A seguito di una tragedia personale, Harper (Jessie Buckley) si ritira da sola nella rigogliosa campagna inglese, sperando di trovare un luogo dove curare il dolore che la accompagna. Ma dai boschi circostanti sembra materializzarsi qualcosa o qualcuno che inizia a perseguitarla.
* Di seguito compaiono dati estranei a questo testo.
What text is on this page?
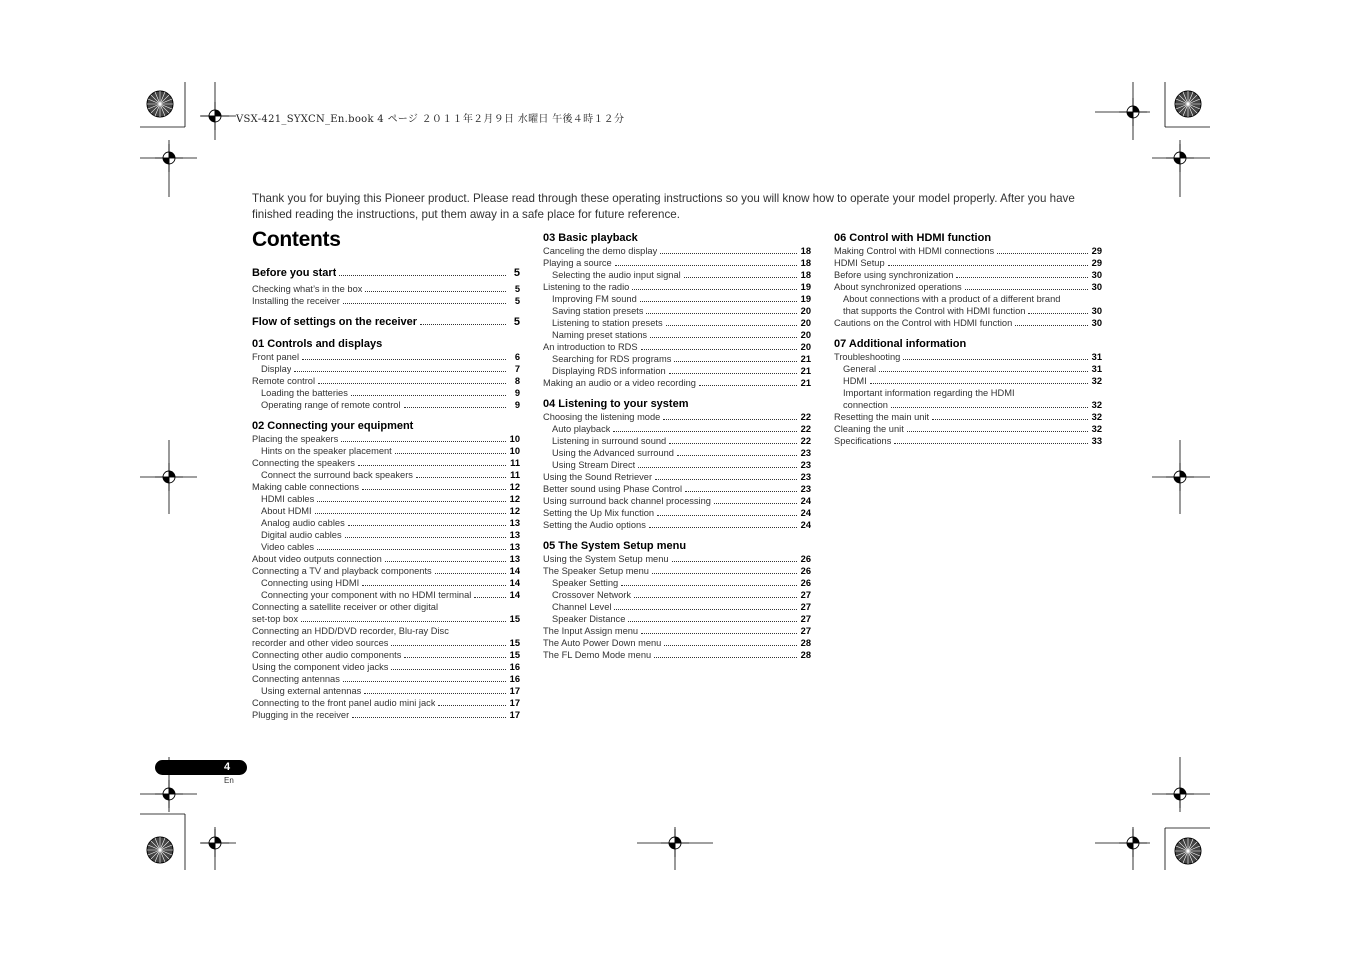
VSX-421_SYXCN_En.book 4 ページ ２０１１年２月９日 水曜日 午後４時１２分
Thank you for buying this Pioneer product. Please read through these operating instructions so you will know how to operate your model properly. After you have finished reading the instructions, put them away in a safe place for future reference.
Contents
Before you start	5
Checking what’s in the box	5
Installing the receiver	5
Flow of settings on the receiver	5
01 Controls and displays
Front panel	6
Display	7
Remote control	8
Loading the batteries	9
Operating range of remote control	9
02 Connecting your equipment
Placing the speakers	10
Hints on the speaker placement	10
Connecting the speakers	11
Connect the surround back speakers	11
Making cable connections	12
HDMI cables	12
About HDMI	12
Analog audio cables	13
Digital audio cables	13
Video cables	13
About video outputs connection	13
Connecting a TV and playback components	14
Connecting using HDMI	14
Connecting your component with no HDMI terminal	14
Connecting a satellite receiver or other digital
set-top box	15
Connecting an HDD/DVD recorder, Blu-ray Disc
recorder and other video sources	15
Connecting other audio components	15
Using the component video jacks	16
Connecting antennas	16
Using external antennas	17
Connecting to the front panel audio mini jack	17
Plugging in the receiver	17
03 Basic playback
Canceling the demo display	18
Playing a source	18
Selecting the audio input signal	18
Listening to the radio	19
Improving FM sound	19
Saving station presets	20
Listening to station presets	20
Naming preset stations	20
An introduction to RDS	20
Searching for RDS programs	21
Displaying RDS information	21
Making an audio or a video recording	21
04 Listening to your system
Choosing the listening mode	22
Auto playback	22
Listening in surround sound	22
Using the Advanced surround	23
Using Stream Direct	23
Using the Sound Retriever	23
Better sound using Phase Control	23
Using surround back channel processing	24
Setting the Up Mix function	24
Setting the Audio options	24
05 The System Setup menu
Using the System Setup menu	26
The Speaker Setup menu	26
Speaker Setting	26
Crossover Network	27
Channel Level	27
Speaker Distance	27
The Input Assign menu	27
The Auto Power Down menu	28
The FL Demo Mode menu	28
06 Control with HDMI function
Making Control with HDMI connections	29
HDMI Setup	29
Before using synchronization	30
About synchronized operations	30
About connections with a product of a different brand
that supports the Control with HDMI function	30
Cautions on the Control with HDMI function	30
07 Additional information
Troubleshooting	31
General	31
HDMI	32
Important information regarding the HDMI
connection	32
Resetting the main unit	32
Cleaning the unit	32
Specifications	33
4
En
Quello che inizialmente è un’inquietudine sottesa si trasforma ben presto in un vero e proprio incubo, abitato dai suoi ricordi e dalle sue paure più oscure che prendono forma. 
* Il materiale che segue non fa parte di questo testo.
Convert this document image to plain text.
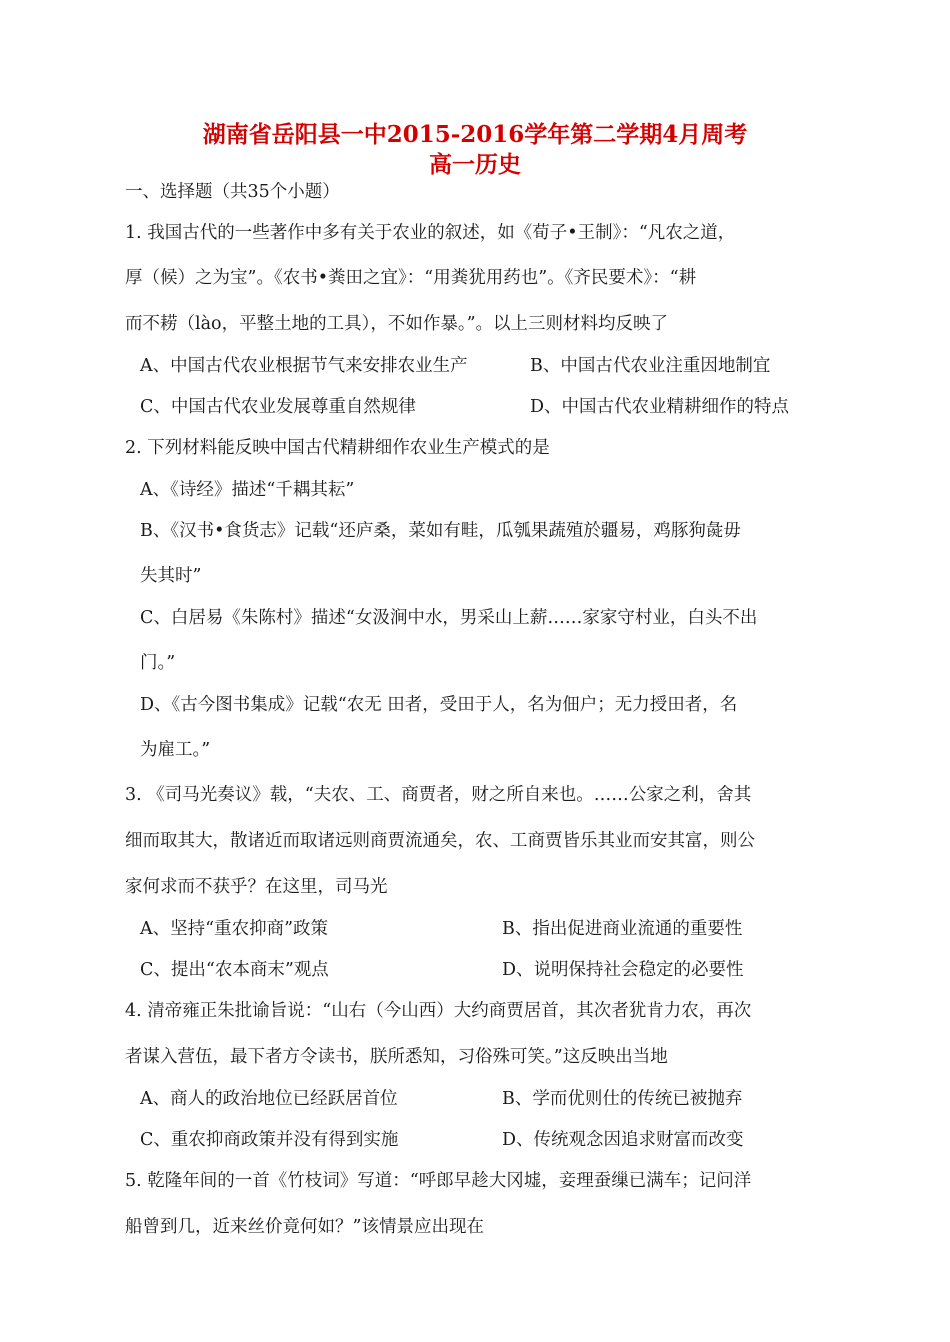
湖南省岳阳县一中2015-2016学年第二学期4月周考
高一历史
一、选择题（共35个小题）
1. 我国古代的一些著作中多有关于农业的叙述，如《荀子•王制》：“凡农之道，
厚（候）之为宝”。《农书•粪田之宜》：“用粪犹用药也”。《齐民要术》：“耕
而不耢（lào，平整土地的工具），不如作暴。”。以上三则材料均反映了
A、中国古代农业根据节气来安排农业生产	B、中国古代农业注重因地制宜
C、中国古代农业发展尊重自然规律	D、中国古代农业精耕细作的特点
2. 下列材料能反映中国古代精耕细作农业生产模式的是
A、《诗经》描述“千耦其耘”
B、《汉书•食货志》记载“还庐桑，菜如有畦，瓜瓠果蔬殖於疆易，鸡豚狗彘毋
失其时”
C、白居易《朱陈村》描述“女汲涧中水，男采山上薪……家家守村业，白头不出
门。”
D、《古今图书集成》记载“农无 田者，受田于人，名为佃户；无力授田者，名
为雇工。”
3. 《司马光奏议》载，“夫农、工、商贾者，财之所自来也。……公家之利，舍其
细而取其大，散诸近而取诸远则商贾流通矣，农、工商贾皆乐其业而安其富，则公
家何求而不获乎？在这里，司马光
A、坚持“重农抑商”政策	B、指出促进商业流通的重要性
C、提出“农本商末”观点	D、说明保持社会稳定的必要性
4. 清帝雍正朱批谕旨说：“山右（今山西）大约商贾居首，其次者犹肯力农，再次
者谋入营伍，最下者方令读书，朕所悉知，习俗殊可笑。”这反映出当地
A、商人的政治地位已经跃居首位	B、学而优则仕的传统已被抛弃
C、重农抑商政策并没有得到实施	D、传统观念因追求财富而改变
5. 乾隆年间的一首《竹枝词》写道：“呼郎早趁大冈墟，妾理蚕缫已满车；记问洋
船曾到几，近来丝价竟何如？”该情景应出现在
A partire dal dramma di una donna ossessionata dai sensi di colpa per il suicidio del marito alla vigilia del loro divorzio, Alex Garland, giunto alla sua opera terza dopo Ex Machina (2015) e Annientamento (2018), firma un film molto più tradizionale dei suoi predecessori, lavorando però ancora una volta sul senso di estraniamento di una realtà dislocata. Stavolta l’assunto di base è di matrice molto più rurale e arcaica rispetto ai due film precedenti, con una forte nozione di perturbante nella commistione selvaggia tra umanità e natura. Scegliendo di far interpretare praticamente tutti i personaggi maschili a un unico attore, Rory Kinnear, che veste i panni del padrone di casa, del prete e degli abitanti del villaggio, il regista londinese radicalizza sotto forma di blocco unico e monolitico la presenza maschile, per far leva sul senso di oppressione crescente della protagonista, interpretata da Jessie Buckley con piglio alieno e distorto, da eroina femminile pronta per essere sottratta a ogni incasellamento. Se le premesse suonano tutte parimenti interessanti, la risoluzione dell’ingranaggio di genere e delle singole trovate desta qualche perplessità in più, dai didascalismi evidenti (la mela del peccato originale mangiata in giardino da Harper) fino al crescente senso di vorticosa discesa agli inferi che si nutre degli stilemi risaputi del folk horror più estetizzante e modaiolo (non a caso a produrre c’è la A24, casa di produzione specializzata in tali operazioni patinate di cinefilia di riporto). Alla lunga Men risulta così un esperimento tanto fascinoso quanto irrisolto, che a tratti finisce per sprofondare anch’esso nello stesso tunnel, affrontando solo in parte i dilemmi e le angosce che provvede a scomodare in favore di un racconto scandito anzitutto per immagini, fino a scantonare in elementi finali molto vicini, persino troppo, a Society - The horror (1989) di Brian Yuzna. Presentato alla Quinzaine des Réalisateurs del Festival di Cannes.